FCA Investigates Mastercard, PayPal, and Visa: The Competition Problem Hidden Inside Your Digital Wallet
The FCA is investigating Mastercard, PayPal, and Visa for suspected anti-competitive conduct over digital wallet funding.
Competition in payments has moved somewhere most consumers never look. The FCA announced on May 6, 2026 that it is investigating Mastercard, PayPal, and Visa under the Competition Act 1998, examining whether commercial arrangements between the three companies have limited the payment options available within PayPal's digital wallet.
The investigation was triggered by PayPal's own financial disclosures, which confirmed the company had received formal notices of inquiry from the regulator in March. The FCA has reached no conclusions and is currently in the evidence-gathering phase.
What the FCA is examining
The investigation runs on two tracks under UK competition law. All three companies face scrutiny under Chapter I of the Competition Act, which targets commercial agreements and coordinated conduct between companies that harm competitive conditions in a market.
Mastercard and Visa face an additional inquiry under Chapter II, which examines whether a company's dominant market position is being used in ways that damage competition. Visa confirmed it had been informed of an inquiry into the contractual terms governing its arrangements with PayPal's digital wallet, and Mastercard confirmed it received a formal information notice requesting details of its contractual relationship with PayPal.

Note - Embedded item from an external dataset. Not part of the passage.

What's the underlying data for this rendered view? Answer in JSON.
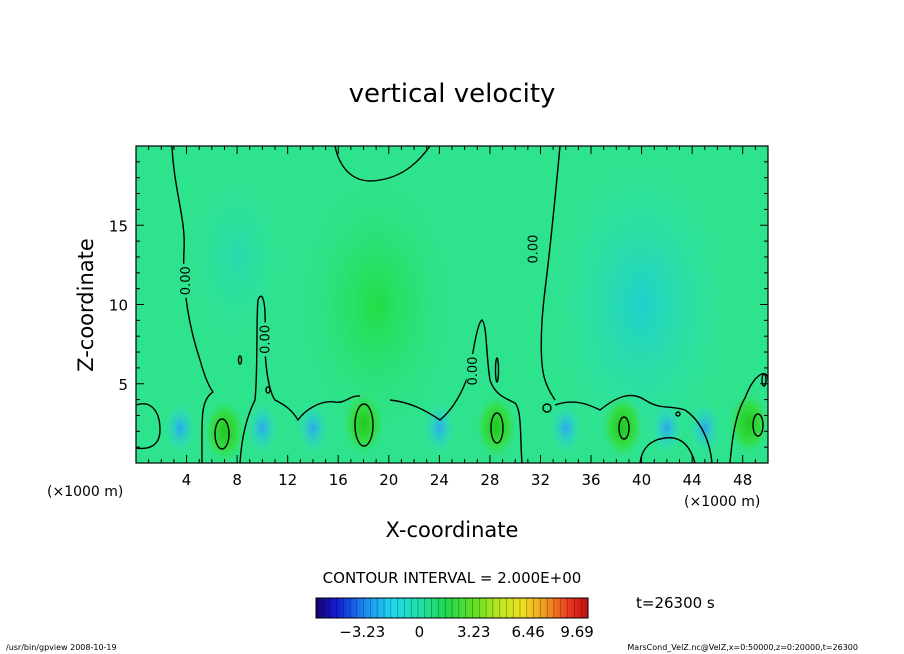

Digital wallets function, in part, through a hierarchy of preferred payment methods loaded at setup. The commercial terms that determine which card networks are available inside a wallet, which are promoted, and which may be restricted are negotiated between PayPal and the card schemes outside of public view.

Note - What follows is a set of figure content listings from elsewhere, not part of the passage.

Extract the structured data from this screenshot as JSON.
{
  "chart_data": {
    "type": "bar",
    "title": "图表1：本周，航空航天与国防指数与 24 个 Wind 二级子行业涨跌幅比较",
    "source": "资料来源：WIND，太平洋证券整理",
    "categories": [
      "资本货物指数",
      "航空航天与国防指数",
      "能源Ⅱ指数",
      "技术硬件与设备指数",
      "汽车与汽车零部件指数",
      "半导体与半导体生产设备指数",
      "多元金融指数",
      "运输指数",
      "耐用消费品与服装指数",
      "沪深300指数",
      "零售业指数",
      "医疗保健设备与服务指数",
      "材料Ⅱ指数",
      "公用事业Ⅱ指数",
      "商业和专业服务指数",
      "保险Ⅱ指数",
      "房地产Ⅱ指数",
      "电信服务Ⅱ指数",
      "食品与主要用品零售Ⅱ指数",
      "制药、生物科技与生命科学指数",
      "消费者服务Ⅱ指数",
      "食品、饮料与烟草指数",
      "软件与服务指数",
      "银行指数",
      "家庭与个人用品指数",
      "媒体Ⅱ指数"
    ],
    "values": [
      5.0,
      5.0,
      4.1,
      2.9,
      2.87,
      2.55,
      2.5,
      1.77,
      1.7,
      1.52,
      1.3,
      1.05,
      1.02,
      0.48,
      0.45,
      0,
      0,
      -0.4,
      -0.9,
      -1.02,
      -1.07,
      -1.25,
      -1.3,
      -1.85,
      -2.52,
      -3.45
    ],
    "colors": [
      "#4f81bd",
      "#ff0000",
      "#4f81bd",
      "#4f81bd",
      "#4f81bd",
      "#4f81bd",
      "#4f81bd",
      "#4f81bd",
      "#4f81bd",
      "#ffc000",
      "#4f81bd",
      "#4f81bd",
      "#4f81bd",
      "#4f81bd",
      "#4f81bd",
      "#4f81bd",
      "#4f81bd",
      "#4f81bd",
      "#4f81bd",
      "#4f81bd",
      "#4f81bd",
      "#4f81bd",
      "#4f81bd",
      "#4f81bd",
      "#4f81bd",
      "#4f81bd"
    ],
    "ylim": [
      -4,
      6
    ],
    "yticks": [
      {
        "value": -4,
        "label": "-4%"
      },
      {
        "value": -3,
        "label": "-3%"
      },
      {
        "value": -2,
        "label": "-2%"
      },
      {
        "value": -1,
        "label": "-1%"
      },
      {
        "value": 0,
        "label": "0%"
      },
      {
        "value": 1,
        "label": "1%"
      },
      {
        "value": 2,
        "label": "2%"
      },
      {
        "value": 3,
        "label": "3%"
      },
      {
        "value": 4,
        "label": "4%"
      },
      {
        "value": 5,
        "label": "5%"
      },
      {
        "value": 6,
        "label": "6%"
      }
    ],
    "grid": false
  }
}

The FCA's Chapter I concern is that those terms may have been coordinated in ways that reduced competition at the payment funding level. The Chapter II angle, which applies to Mastercard and Visa but not PayPal, targets the possibility that those two card networks leveraged their dominant market positions to restrict how PayPal could operate.
Why this investigation is happening now
The timing reflects how quickly digital wallet adoption has accelerated in the UK. The FCA and the Payment Systems Regulator published a joint feedback statement in February 2025 showing the share of card transactions made through a digital wallet rose from 8% in 2019 to 29% in 2023, with more than half of UK adults now using one. That document flagged competition concerns and shared them with the Competition and Markets Authority to avoid regulatory duplication. The current investigation is the operational consequence of that process.

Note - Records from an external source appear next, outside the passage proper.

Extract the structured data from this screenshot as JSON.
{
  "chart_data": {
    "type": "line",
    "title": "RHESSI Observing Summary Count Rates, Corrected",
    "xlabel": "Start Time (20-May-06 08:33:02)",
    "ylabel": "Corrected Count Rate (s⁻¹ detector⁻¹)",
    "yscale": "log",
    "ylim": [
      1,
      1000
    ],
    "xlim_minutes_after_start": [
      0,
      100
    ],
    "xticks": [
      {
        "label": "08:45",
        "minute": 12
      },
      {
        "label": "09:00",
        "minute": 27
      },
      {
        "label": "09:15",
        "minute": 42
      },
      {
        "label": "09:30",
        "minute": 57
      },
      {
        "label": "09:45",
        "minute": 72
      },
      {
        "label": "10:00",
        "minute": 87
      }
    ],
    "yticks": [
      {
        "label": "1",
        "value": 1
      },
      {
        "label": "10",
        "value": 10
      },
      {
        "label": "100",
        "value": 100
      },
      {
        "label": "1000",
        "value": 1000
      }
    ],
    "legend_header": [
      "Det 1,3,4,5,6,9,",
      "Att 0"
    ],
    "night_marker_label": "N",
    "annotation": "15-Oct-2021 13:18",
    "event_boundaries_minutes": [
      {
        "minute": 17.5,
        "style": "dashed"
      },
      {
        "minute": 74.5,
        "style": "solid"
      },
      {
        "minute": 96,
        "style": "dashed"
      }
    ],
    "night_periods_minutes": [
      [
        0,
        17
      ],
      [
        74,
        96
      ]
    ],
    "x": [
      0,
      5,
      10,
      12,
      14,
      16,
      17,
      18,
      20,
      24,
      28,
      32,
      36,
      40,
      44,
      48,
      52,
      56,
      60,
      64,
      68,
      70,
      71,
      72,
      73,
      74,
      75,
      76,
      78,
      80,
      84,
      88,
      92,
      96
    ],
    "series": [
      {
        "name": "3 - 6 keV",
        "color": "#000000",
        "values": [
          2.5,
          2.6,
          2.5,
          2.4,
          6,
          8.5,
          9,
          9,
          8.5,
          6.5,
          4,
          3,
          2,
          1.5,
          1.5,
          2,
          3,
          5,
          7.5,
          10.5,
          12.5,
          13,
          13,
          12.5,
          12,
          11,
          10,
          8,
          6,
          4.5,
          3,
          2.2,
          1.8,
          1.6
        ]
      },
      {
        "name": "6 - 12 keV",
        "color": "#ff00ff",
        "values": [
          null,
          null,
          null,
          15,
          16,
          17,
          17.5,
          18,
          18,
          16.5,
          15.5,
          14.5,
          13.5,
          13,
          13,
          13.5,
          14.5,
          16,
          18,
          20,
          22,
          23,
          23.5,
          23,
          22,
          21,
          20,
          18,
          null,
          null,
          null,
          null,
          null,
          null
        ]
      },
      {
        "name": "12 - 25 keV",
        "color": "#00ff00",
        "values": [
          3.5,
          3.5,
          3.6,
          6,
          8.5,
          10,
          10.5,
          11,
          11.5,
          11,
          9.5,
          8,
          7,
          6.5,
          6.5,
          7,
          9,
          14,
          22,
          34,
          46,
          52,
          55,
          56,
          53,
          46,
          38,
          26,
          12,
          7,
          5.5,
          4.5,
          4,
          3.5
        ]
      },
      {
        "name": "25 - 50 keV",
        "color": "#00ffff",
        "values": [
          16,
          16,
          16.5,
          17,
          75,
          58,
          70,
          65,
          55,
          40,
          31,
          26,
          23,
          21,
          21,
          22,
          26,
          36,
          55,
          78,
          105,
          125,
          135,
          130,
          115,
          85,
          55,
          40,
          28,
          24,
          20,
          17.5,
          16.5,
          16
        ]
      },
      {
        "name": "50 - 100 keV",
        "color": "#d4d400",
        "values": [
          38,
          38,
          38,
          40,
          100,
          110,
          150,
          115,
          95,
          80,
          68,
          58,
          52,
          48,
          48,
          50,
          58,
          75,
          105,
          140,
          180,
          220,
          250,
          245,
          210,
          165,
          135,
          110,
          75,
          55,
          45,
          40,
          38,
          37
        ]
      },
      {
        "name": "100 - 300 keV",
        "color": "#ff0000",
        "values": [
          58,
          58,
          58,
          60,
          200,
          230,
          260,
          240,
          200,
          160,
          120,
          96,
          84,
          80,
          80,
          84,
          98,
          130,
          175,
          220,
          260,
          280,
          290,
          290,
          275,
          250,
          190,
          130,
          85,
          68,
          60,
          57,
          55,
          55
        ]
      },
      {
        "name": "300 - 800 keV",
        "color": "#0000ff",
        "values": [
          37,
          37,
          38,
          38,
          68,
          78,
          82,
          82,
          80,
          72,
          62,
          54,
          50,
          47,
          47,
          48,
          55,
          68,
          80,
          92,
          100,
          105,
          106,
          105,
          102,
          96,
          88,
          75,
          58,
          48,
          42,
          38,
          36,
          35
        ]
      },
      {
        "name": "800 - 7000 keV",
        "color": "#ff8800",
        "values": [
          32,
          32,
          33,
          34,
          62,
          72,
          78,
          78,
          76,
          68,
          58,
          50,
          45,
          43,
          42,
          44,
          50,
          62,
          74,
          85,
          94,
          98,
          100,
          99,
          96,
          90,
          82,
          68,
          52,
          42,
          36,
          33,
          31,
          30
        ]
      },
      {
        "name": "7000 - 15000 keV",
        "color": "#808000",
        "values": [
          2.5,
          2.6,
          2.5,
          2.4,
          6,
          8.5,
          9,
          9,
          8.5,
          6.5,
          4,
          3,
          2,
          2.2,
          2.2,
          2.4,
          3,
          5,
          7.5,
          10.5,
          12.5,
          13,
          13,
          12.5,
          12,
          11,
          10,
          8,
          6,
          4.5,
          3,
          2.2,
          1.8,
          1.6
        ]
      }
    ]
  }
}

Payment infrastructure regulation is entering a new phase, with fintech companies and traditional card networks facing scrutiny across multiple jurisdictions. In the United States, the stablecoin oversight debate is advancing legislation that would bring digital payment systems under federal supervision. The FCA's investigation addresses a different layer of the same underlying question: who sets the terms on which digital money moves, and under what constraints. In both cases, the answer is becoming visible through regulatory action rather than market pressure.
The FCA rarely deploys its Competition Act powers against financial services firms, making this probe notable beyond its immediate legal outcome. The commercial arrangements that determine which payment methods are available inside millions of UK digital wallets are now formally visible to a regulator with enforcement authority. That level of scrutiny arrived at the infrastructure layer before it reached the consumers those wallets belong to.